Mohamed Rahmo is the catalyst for Morocco’s Creative Commons chapter and President & CEO of madNess, a non-profit dedicated to promoting creative industries and innovation.
This story was prepared from an interview conducted in advance of the Humans of the Commons listening lounge at the 2018 Creative Commons Summit in Toronto, Canada. To learn more and listen to other interviews in this series visit Loup.Design/Commons.
The work we do as an NGO is to advocate on behalf of creative industries. We’re all about creativity for social impact. Our vision is to make Morocco a powerhouse in creative industries like graphic design, visual design, video making and video games, and to be a spotlight for creative industries in the world.

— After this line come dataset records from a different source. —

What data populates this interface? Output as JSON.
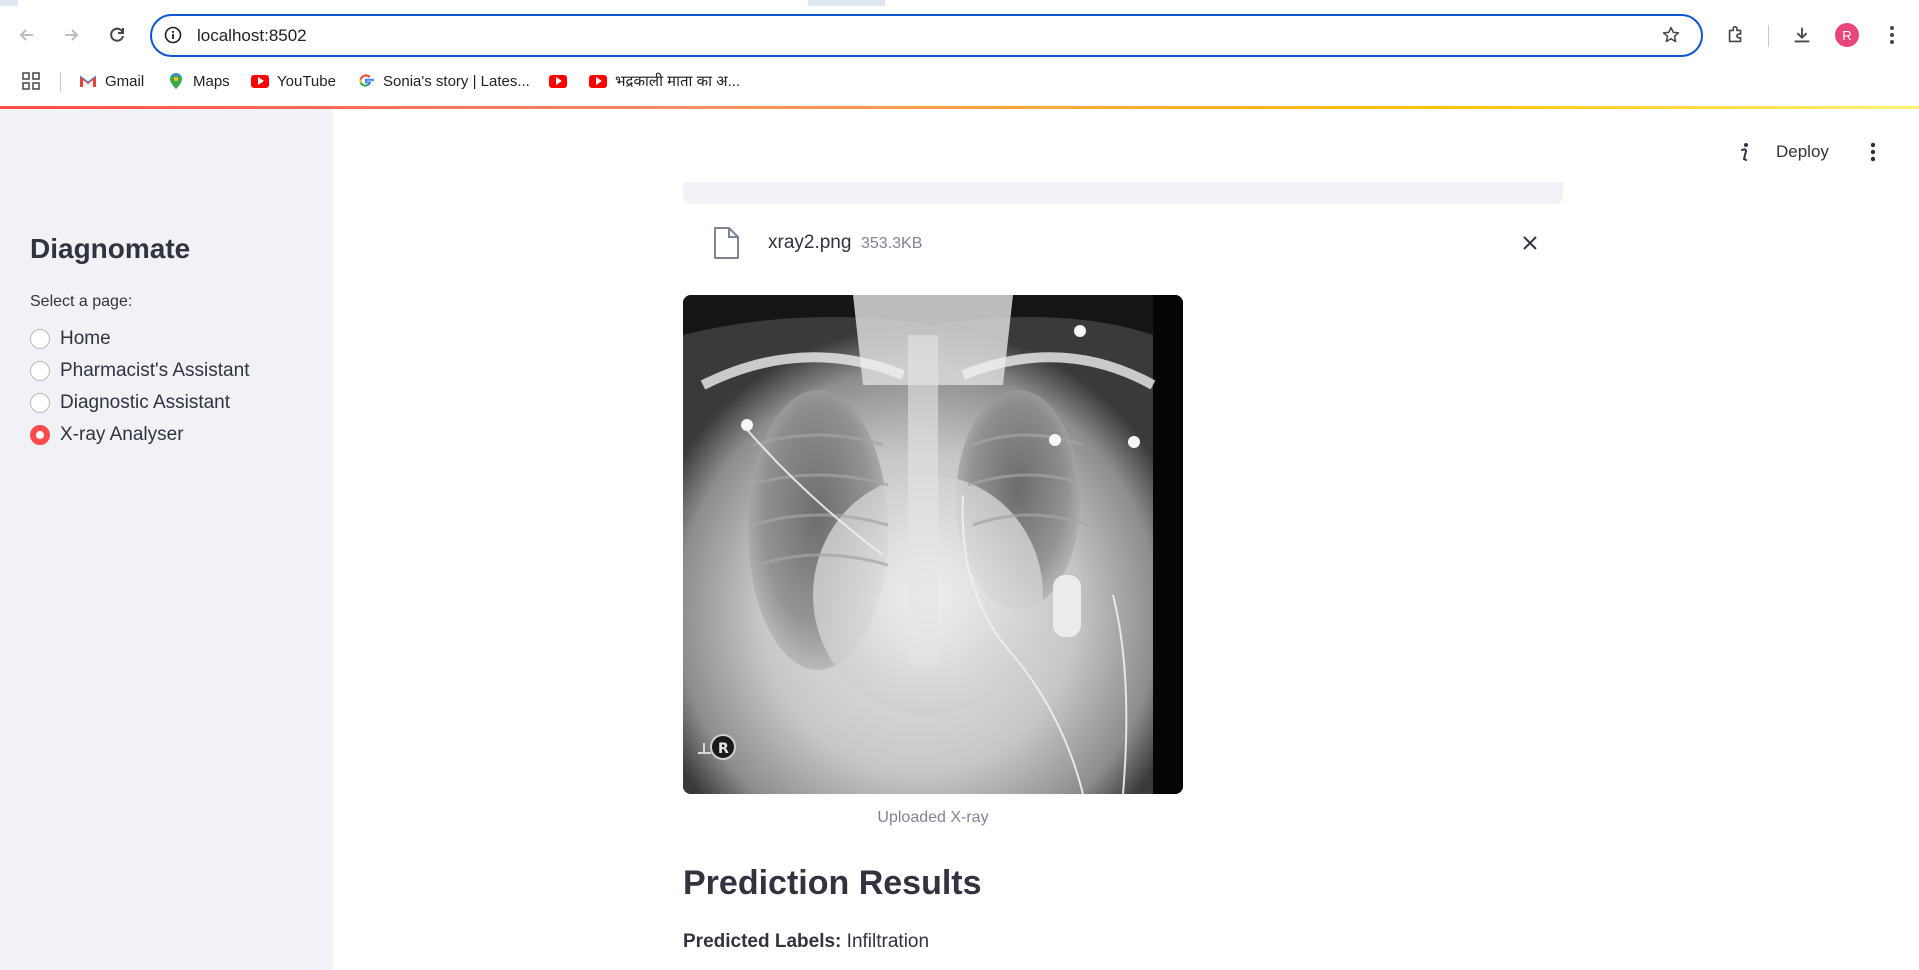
{
  "browser": {
    "url": "localhost:8502",
    "avatar_letter": "R",
    "bookmarks": [
      {
        "label": "Gmail",
        "icon": "gmail-icon"
      },
      {
        "label": "Maps",
        "icon": "maps-icon"
      },
      {
        "label": "YouTube",
        "icon": "youtube-icon"
      },
      {
        "label": "Sonia's story | Lates...",
        "icon": "google-icon"
      },
      {
        "label": "",
        "icon": "youtube-icon"
      },
      {
        "label": "भद्रकाली माता का अ...",
        "icon": "youtube-icon"
      }
    ]
  },
  "sidebar": {
    "title": "Diagnomate",
    "select_label": "Select a page:",
    "options": [
      {
        "label": "Home",
        "selected": false
      },
      {
        "label": "Pharmacist's Assistant",
        "selected": false
      },
      {
        "label": "Diagnostic Assistant",
        "selected": false
      },
      {
        "label": "X-ray Analyser",
        "selected": true
      }
    ]
  },
  "header": {
    "deploy_label": "Deploy"
  },
  "uploader": {
    "file_name": "xray2.png",
    "file_size": "353.3KB"
  },
  "image": {
    "caption": "Uploaded X-ray",
    "marker": "R"
  },
  "results": {
    "heading": "Prediction Results",
    "predicted_label_key": "Predicted Labels:",
    "predicted_label_value": "Infiltration"
  },
  "colors": {
    "accent": "#ff4b4b",
    "sidebar_bg": "#f0f2f6",
    "text": "#31333f",
    "omnibox_border": "#0b57d0"
  }
}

Mostly we work with creative people that quit their job and want to start freelancing, but are unsure how. We work with these people to structure their work, and we also have a large database of employers that need these people, like agencies or publishers, so that we can connect them together.
The other focus of our organization is advocacy. Here in Morocco the copyright act hasn’t been updated for 30 years, which is a shame. We want to advocate about the copyright act, because it’s directly related to creative work.
Take music, for example. If you want to print a CD here in Morocco, you have to pass through a crazy process of copyright. You have to pay a lot of money. A lot of people that want to make music here are very poor; even if they have the money to record, they don’t have the money to pay the copyright.
If they are able to choose Creative Commons licensing, and Creative Commons becomes legal here, we are going to have a revolution in the content industry. Our goal for the next two years is to pass a law to organize Creative Common as a part of the general scope of copyright.
Hacking the consumer mindset
We created a project called CCCC, “Creative Commons Content Creation.” We wanted to host a day where everyone would come together and start creating creative or free licensing or content, and then put it online for free under Creative Common licensing.
We want to “hack the mindset” of people and transform them from passive to more productive, in a way that’s respectful to their life and means of production. And to educate people about Creative Common in a practical way. Our hope is that this will help make our advocacy work and passing copyright reform easier.
The real success is to use Creative Commons to change the mindset of people.
Last year, one of the interesting things that happened for me at the Creative Commons Summit was learning about how others were able to pass laws or challenge copyright policies. And also to share ideas and curriculum. We received help from the New York Public Library, which gave us a curriculum for 3D printing workshops. That’s exactly what we need as an organization that designs education programs: to see how other people do it for copyright or open education.
“The culture of fun”
What is it to share content through the Commons, and what is it to manage common things? We live in a common world. The city is the best invention or innovation humans ever came up with. Now we see how awareness around managing cities is rising. The future of the Commons and a common culture and common world and common philosophy — people are more aware about it.
When you advocate for Creative Commons, you advocate for a direct transformation of your society. You push people to a culture of sharing and a culture of open. If we increase the number of people who share or are involved in sharing — even if they just share a smile with people in the morning when they go out — that means a huge change in society. That’s the impact of the Creative Common on my personal life and my work in general.
This is for me the biggest trait of the commons, though it may sound like a hippie answer: to love other people, to try to understand other people, to share. I come from the belief that the more we are thankful, the more we receive. Whenever I give to someone something, whether it’s material or ideas, the more I receive.
And: it’s fun. I am an advocate of the culture of fun. I love fun. I love to have fun, because when you love what you do, and it’s fun, necessarily there will be a good result, because you enjoy doing your work.